As each of the plans I had slowly died off, I was left with this almost comforting acceptance that it was what it was. I am not dropping out of the SQL community (I am not writing blogs just for myself, even if it does help!), I went to conferences before, and I have a few planned the rest of this year.
As plans are transformed to memories, I start to more and more accept where I am. I am in a job at a place I love in the same way I did Redgate. There was a lot of stuff I am going to miss there, but I felt the same way when I arrived there. Then this almost odd calm that my leaving was the best for me comes over me. It is an incomplete calm of course, because unlike a lot of people, I see and interact with my old coworkers, and I still will be using my old company’s software (I installed SQL Prompt today!). Add to that, the fact that I will be linking back to articles left on the website I managed for years to come.
Heck, for my new job I am reading/rereading a lot of the articles on Simple Talk about Fabric. (And my post that comes out tomorrow about SSMS actually links to a Redgate product I love.) I couldn’t get away from Redgate completely if I wanted!
The Bonus Stage: Fear
I tend to think of fear in this context as the practical, somewhat more rational side of stuff that starts out as depression.
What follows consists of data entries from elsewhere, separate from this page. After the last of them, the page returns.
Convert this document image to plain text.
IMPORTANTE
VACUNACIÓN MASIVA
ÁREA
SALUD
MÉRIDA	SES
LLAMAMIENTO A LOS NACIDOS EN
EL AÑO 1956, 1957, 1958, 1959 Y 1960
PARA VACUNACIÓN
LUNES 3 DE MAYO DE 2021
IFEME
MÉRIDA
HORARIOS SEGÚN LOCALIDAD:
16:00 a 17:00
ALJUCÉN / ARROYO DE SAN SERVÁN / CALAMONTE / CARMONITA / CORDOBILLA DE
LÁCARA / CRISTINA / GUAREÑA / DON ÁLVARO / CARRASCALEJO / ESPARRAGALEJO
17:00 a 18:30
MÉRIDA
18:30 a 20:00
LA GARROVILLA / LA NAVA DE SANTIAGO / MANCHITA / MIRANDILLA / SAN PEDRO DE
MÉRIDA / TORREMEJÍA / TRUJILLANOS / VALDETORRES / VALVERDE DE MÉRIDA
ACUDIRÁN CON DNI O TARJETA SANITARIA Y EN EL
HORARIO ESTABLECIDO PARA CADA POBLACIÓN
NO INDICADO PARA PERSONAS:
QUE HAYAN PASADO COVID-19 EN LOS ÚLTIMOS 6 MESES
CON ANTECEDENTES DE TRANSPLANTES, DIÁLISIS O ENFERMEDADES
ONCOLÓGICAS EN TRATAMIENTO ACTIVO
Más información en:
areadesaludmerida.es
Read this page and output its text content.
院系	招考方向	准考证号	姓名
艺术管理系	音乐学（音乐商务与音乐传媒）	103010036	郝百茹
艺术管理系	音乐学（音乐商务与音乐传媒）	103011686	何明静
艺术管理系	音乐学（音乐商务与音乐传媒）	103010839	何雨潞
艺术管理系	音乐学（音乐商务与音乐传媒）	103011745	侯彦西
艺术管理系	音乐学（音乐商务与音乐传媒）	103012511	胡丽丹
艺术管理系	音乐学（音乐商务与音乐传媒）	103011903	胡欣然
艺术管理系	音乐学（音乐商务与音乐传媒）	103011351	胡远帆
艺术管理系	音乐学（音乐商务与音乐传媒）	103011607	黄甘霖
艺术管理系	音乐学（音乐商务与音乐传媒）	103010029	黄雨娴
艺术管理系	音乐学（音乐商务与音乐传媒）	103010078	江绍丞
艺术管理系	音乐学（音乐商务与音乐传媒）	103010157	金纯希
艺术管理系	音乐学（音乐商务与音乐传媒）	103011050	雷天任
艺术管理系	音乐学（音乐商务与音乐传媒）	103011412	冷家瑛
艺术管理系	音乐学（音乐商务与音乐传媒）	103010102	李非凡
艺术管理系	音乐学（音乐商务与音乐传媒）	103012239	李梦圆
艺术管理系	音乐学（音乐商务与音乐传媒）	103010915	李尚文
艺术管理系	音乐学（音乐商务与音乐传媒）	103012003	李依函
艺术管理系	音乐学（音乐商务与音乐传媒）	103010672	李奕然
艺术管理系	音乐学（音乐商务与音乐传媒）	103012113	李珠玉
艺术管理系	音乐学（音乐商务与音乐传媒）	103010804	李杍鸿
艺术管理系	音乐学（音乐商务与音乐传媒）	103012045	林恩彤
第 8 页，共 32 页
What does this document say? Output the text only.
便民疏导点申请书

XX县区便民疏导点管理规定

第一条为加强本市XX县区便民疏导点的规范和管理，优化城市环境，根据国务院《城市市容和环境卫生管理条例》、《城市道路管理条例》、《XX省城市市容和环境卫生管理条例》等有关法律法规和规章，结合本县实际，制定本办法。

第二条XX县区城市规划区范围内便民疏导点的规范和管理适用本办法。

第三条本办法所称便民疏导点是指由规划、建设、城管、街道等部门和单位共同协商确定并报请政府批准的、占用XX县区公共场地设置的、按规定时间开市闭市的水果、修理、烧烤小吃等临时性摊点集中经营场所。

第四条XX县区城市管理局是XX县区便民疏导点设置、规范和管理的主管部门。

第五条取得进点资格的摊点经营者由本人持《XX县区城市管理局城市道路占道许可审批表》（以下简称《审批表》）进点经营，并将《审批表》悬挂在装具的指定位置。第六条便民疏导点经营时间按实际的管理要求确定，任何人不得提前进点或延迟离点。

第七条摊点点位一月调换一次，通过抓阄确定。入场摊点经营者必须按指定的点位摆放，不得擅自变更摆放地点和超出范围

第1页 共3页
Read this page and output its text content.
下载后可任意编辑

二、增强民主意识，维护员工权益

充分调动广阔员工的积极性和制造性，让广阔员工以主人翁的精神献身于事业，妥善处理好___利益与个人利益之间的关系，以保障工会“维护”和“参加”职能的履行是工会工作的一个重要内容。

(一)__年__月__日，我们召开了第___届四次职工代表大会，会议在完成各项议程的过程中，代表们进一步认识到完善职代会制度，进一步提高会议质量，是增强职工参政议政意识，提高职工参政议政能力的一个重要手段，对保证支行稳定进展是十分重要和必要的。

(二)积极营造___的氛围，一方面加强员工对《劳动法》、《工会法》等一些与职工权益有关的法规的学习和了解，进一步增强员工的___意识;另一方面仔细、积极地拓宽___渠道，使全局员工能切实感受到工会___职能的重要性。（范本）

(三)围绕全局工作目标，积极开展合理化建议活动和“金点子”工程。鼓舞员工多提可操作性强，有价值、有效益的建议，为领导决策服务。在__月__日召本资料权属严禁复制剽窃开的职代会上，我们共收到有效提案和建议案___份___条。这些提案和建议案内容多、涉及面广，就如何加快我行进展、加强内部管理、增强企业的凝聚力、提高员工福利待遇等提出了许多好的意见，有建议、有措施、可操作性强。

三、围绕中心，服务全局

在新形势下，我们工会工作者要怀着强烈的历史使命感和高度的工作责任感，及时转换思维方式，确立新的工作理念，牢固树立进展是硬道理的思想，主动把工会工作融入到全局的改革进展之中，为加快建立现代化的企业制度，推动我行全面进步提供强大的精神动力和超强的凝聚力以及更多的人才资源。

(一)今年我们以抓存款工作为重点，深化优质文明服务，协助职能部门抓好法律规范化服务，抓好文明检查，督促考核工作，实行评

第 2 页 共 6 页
Depression and fear are really similar to me, but fear hits the realistic challenges that you aren’t sure you can get past. For me it started when I saw what COBRA insurance costs were. “it costs that to get insurance?” No longer was I thinking “no more going to fun conferences with Grant, Steve and Kellyn” it was “how will I live if…”
Even when I was working directly on getting a job (with people I had worked with before, mind you), fear gripped me… what if they change their mind? What if I don’t pass the security checks? What if… Now mind you, if they changed their minds, they would have told me. These are people who are actual friends of mine and while they could have changed their minds, they would have at least told me.
And I am quite sure that I haven’t been convicted of any crimes, I haven’t even had a speeding ticket in 20 years, so i was confident… but you know… that annoying little phrase seeps in.
“What If?”
“What if” can grip you and keep you in a state of fear and depression, and the kicker… you brain may accept it as real. The worst part of it is that 25 years since my first layoff, I still have that wee bit of paranoia in the back of my head that this could be the day. No matter how comfortable you feel, it could happen.
Hopefully many of you think this as more of a thing that could happen more than fearing that it will happen, but for me it will always be this fear in the back of my mind. And worse yet, sometimes it comes when you have stopped fearing that it will. And that is the worst of it.
Summary
The major part of my journey is complete. I am working now, back in the place I have worked nearly half of my life. Same company, a lot of the same places, but a lot of new challenges.
I still have memories and plans to kill off in my mind, and as I write this, I have to install software from the company I just left to do my new job. Software I had a hand in suggesting they get. And to be quite honest, I would make that suggestion today even if they didn’t have it yet.
I can’t promise that even when I come to the true “end” of this current grieving period that I will ever be able to be 100% over it all. All I will promise that one of my next editorials will be about my love of one or more of my previous company’s products and I am as over it as I am going to get.